Keep in mind that, as I noted in passing above, the Civil Rights Act did not arise in a vacuum. It was a direct response to a very specific problem: The fact that Jim Crow laws in the South, backed by the personal preferences of bigoted people all over America, meant that places ostensibly held open for walk-in customers could arbitrarily refuse customers based upon the customers’ race (or color, or religion, or national origin). Under this all-encompassing regime, blacks theoretically could travel throughout the South without ever being able to obtain either food or lodging. (As the recent movie Green Book shows, blacks responded to this monopolistic denial of service by identifying hotels, restaurants, and other “open to the public” establishments that would serve them, but it was an imperfect solution and one that was both deeply offensive to human dignity and antithetical to the promise of our Declaration of Independence.) 
In other words, that portion of the Civil Rights Act relating to Public Accommodations was intended to break a monopoly that was driven by culture and backed by legislation. The legislation, of course, was the real kicker.

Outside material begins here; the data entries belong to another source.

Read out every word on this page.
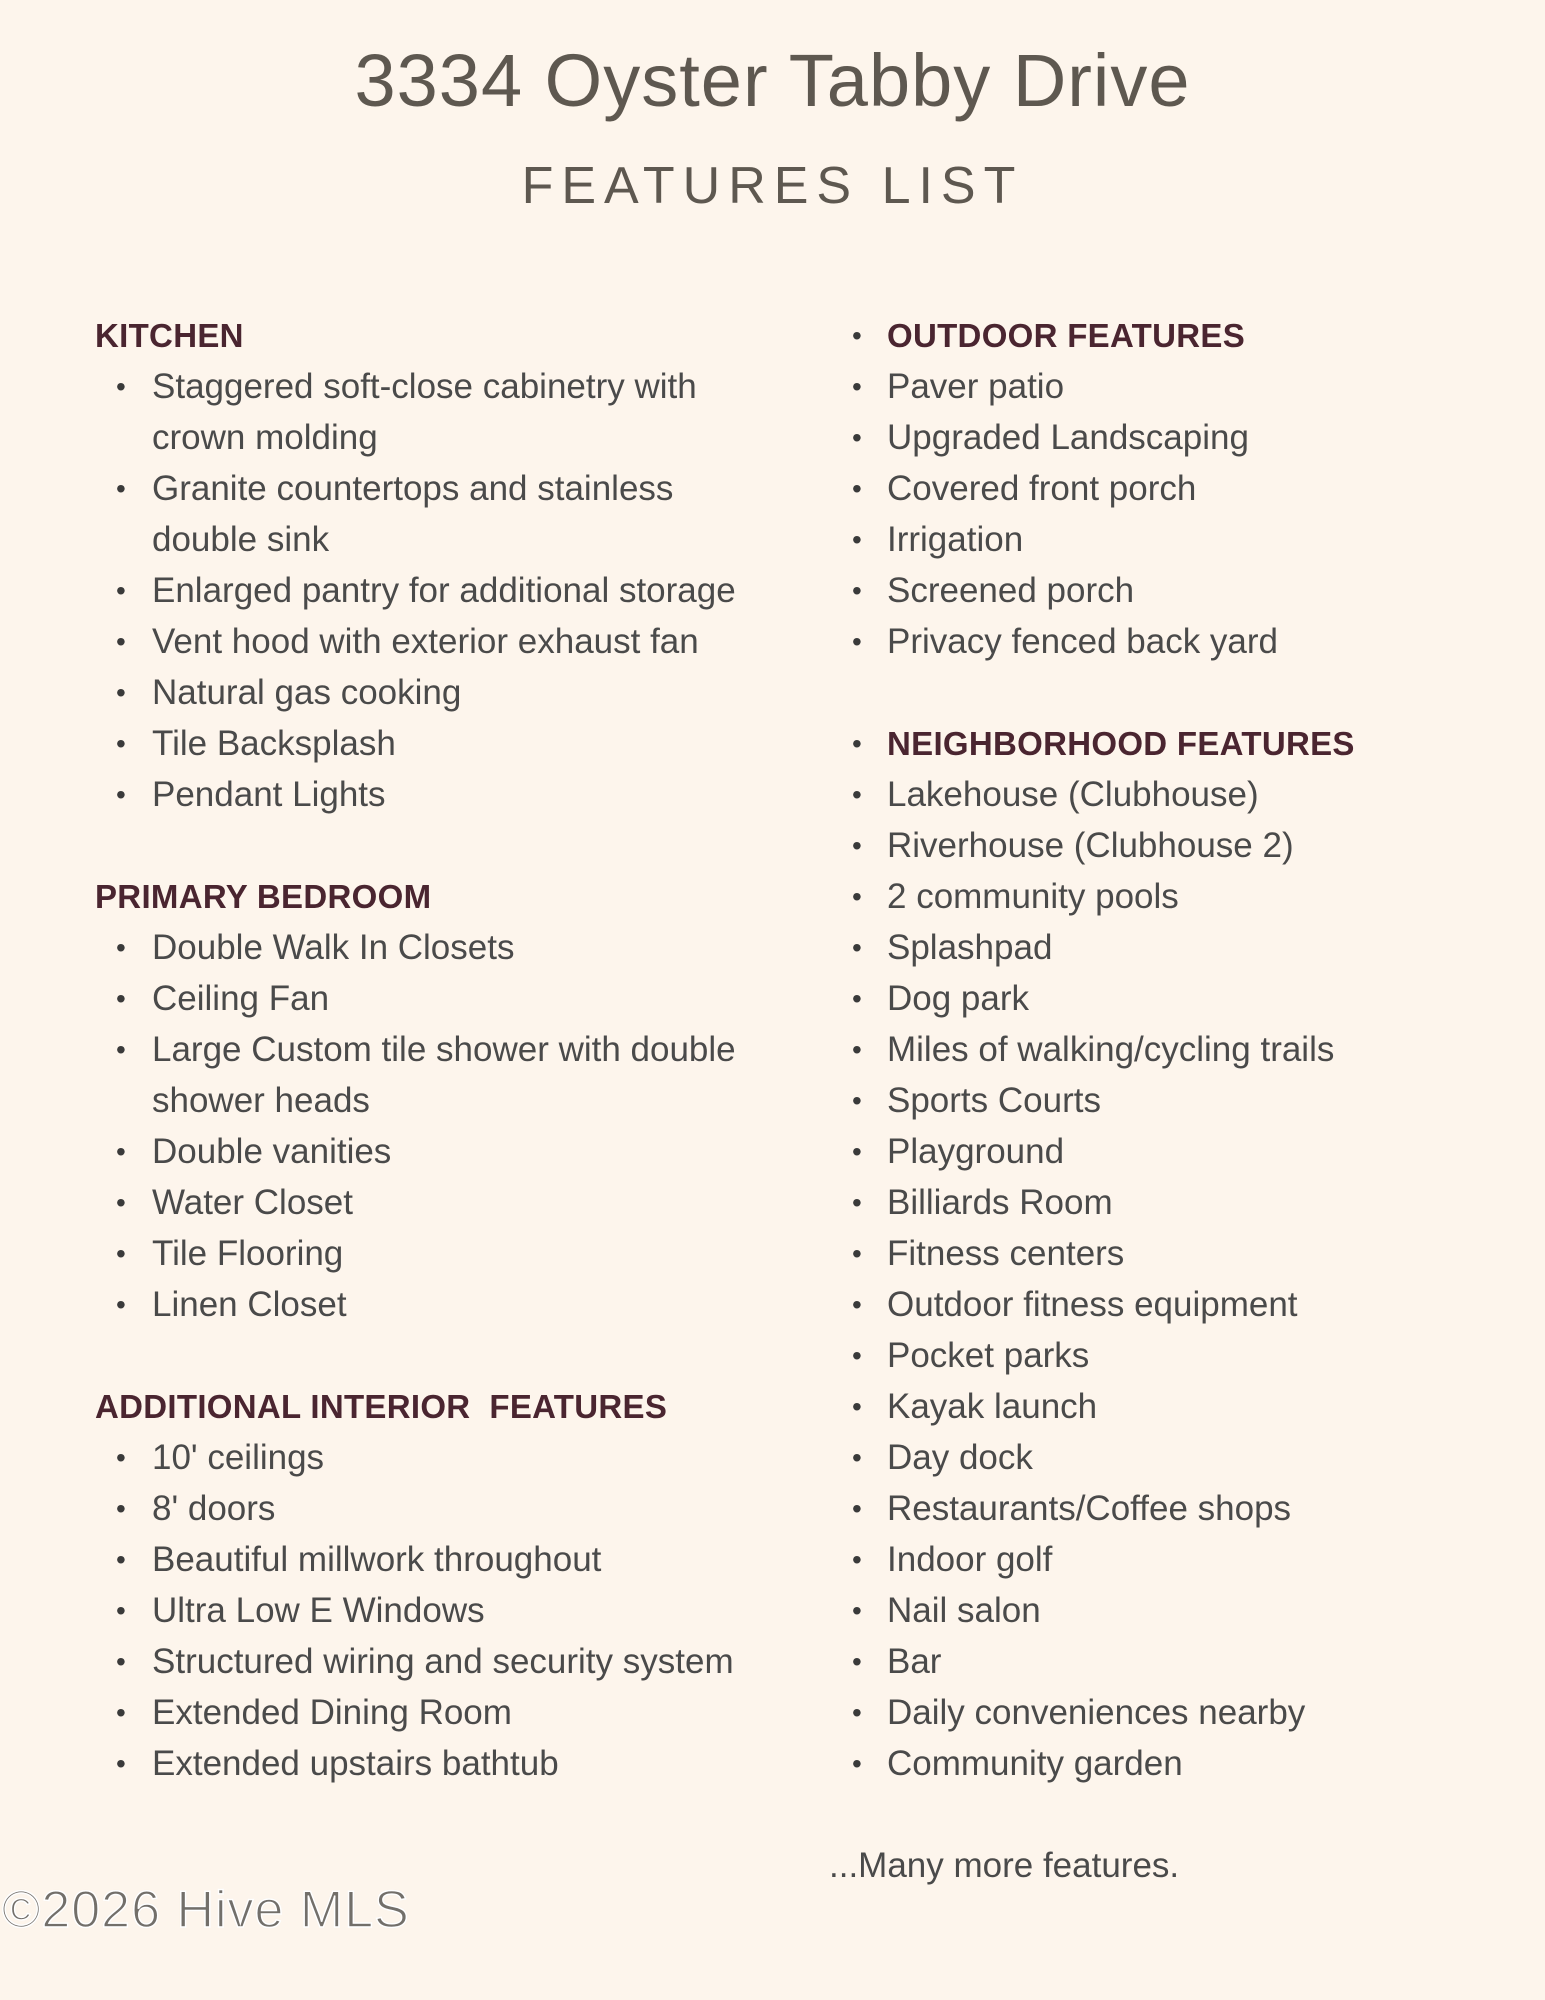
3334 Oyster Tabby Drive
FEATURES LIST
KITCHEN
• Staggered soft-close cabinetry with crown molding
• Granite countertops and stainless double sink
• Enlarged pantry for additional storage
• Vent hood with exterior exhaust fan
• Natural gas cooking
• Tile Backsplash
• Pendant Lights
PRIMARY BEDROOM
• Double Walk In Closets
• Ceiling Fan
• Large Custom tile shower with double shower heads
• Double vanities
• Water Closet
• Tile Flooring
• Linen Closet
ADDITIONAL INTERIOR  FEATURES
• 10' ceilings
• 8' doors
• Beautiful millwork throughout
• Ultra Low E Windows
• Structured wiring and security system
• Extended Dining Room
• Extended upstairs bathtub
• OUTDOOR FEATURES
• Paver patio
• Upgraded Landscaping
• Covered front porch
• Irrigation
• Screened porch
• Privacy fenced back yard
• NEIGHBORHOOD FEATURES
• Lakehouse (Clubhouse)
• Riverhouse (Clubhouse 2)
• 2 community pools
• Splashpad
• Dog park
• Miles of walking/cycling trails
• Sports Courts
• Playground
• Billiards Room
• Fitness centers
• Outdoor fitness equipment
• Pocket parks
• Kayak launch
• Day dock
• Restaurants/Coffee shops
• Indoor golf
• Nail salon
• Bar
• Daily conveniences nearby
• Community garden
...Many more features.
©2026 Hive MLS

As Milton Friedman famously noted, had Jim Crow not been legislated, it likely would have died away as hoteliers, restaurateurs, and the owners of entertainment establishments ended up competing for the only color that mattered: the lovely green of dollar bills. However, legislation, backed by societal prejudice, created an insupportable hurdle to free market sources, and created a monolithic wall that blacks could not breach.
Jack Phillips clearly does not fall into the category of a monolithic monopoly on all institutions open to the public. First, no one can deny that he held his doors open to all customers who walked into his store and sought to buy any of the products on display. He reserved only the right to withhold his services from specific ceremonies (not customers, but ceremonies) that offended his religious sensibilities. Second, Phillips was/is anything but a monopoly. The LGBTQLMAO+ community in Colorado has a lot of choices when it comes to custom baked goods prepared for QueerBorg ceremonies. 

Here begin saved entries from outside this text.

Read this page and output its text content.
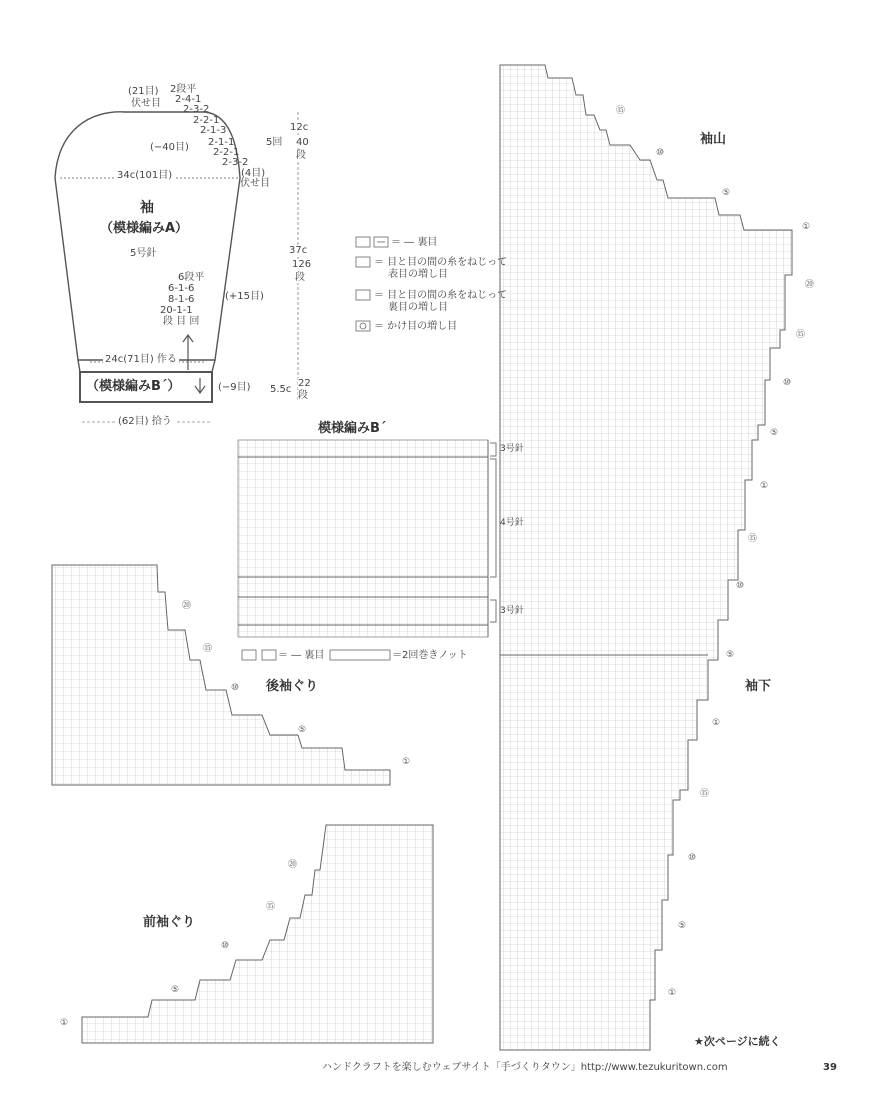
(21目)
伏せ目
2段平
2-4-1
2-3-2
2-2-1
2-1-3
2-1-1	5回
2-2-1
2-3-2
(4目)
伏せ目
(−40目)
34c(101目)
袖
（模様編みA）
5号針
6段平
6-1-6
8-1-6
20-1-1
段 目 回
(+15目)
24c(71目) 作る
（模様編みB´）	(−9目)
(62目) 拾う
12c
40
段
37c
126
段
5.5c
22
段
＝ ― 裏目
＝ 目と目の間の糸をねじって
表目の増し目
＝ 目と目の間の糸をねじって
裏目の増し目
＝ かけ目の増し目
模様編みB´
3号針
4号針
3号針
＝ ― 裏目	＝2回巻きノット
後袖ぐり
前袖ぐり
袖山
袖下
⑳
⑮
⑩
⑤
①
⑳
⑮
⑩
⑤
①
⑮
⑩
⑤
①
⑳
⑮
⑩
⑤
①
⑮
⑩
⑤
①
⑮
⑩
⑤
①
★次ページに続く
ハンドクラフトを楽しむウェブサイト「手づくりタウン」http://www.tezukuritown.com	39
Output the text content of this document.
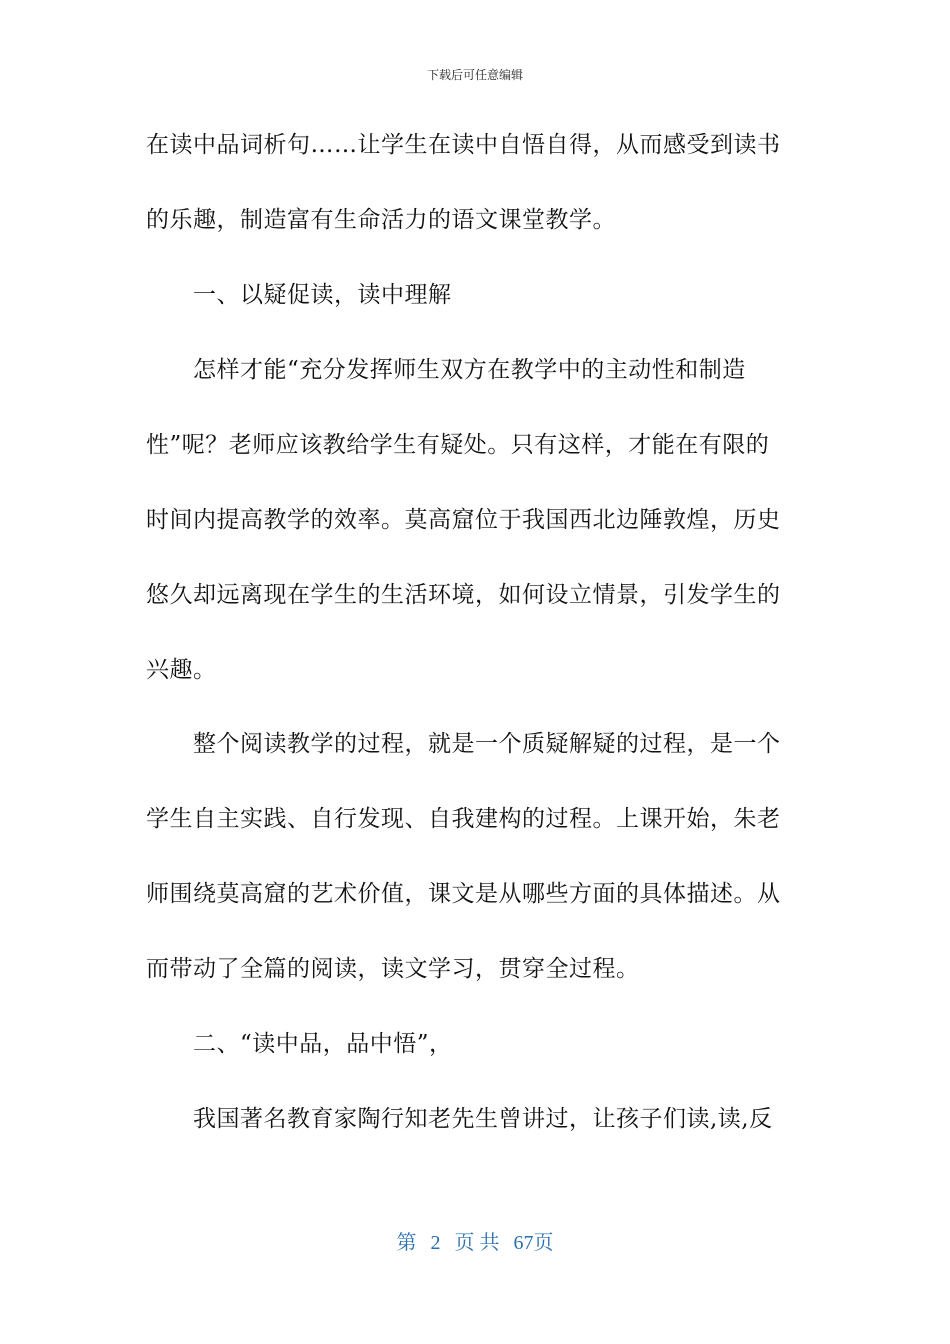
下载后可任意编辑
在读中品词析句……让学生在读中自悟自得，从而感受到读书
的乐趣，制造富有生命活力的语文课堂教学。
一、以疑促读，读中理解
怎样才能“充分发挥师生双方在教学中的主动性和制造
性”呢？老师应该教给学生有疑处。只有这样，才能在有限的
时间内提高教学的效率。莫高窟位于我国西北边陲敦煌，历史
悠久却远离现在学生的生活环境，如何设立情景，引发学生的
兴趣。
整个阅读教学的过程，就是一个质疑解疑的过程，是一个
学生自主实践、自行发现、自我建构的过程。上课开始，朱老
师围绕莫高窟的艺术价值，课文是从哪些方面的具体描述。从
而带动了全篇的阅读，读文学习，贯穿全过程。
二、“读中品，品中悟”，
我国著名教育家陶行知老先生曾讲过，让孩子们读,读,反
第 2 页 共 67页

Her mention of what Milton Friedman had to say on the subject is pretty much what I've said for some time. The free market and shifting zeitgeist were conspiring by 1965 - certainly by 1967 - to relegate boneheaded we-don't-serve-your-kind-here-ism to the dustbin of history. A few well-placed television commercials showing a black couple and a white couple enjoying a restaurant meal together would have finished it off. Alas, though, there were, as Bookworm says, bigoted laws on the books, so legislation was necessary.

And she understandably didn't want to muddy the waters with a digression into this Equality Act that is currently on the nation's plate, but that is as poisonous an idea as has come down the pike in some time and must be resolutely extinguished.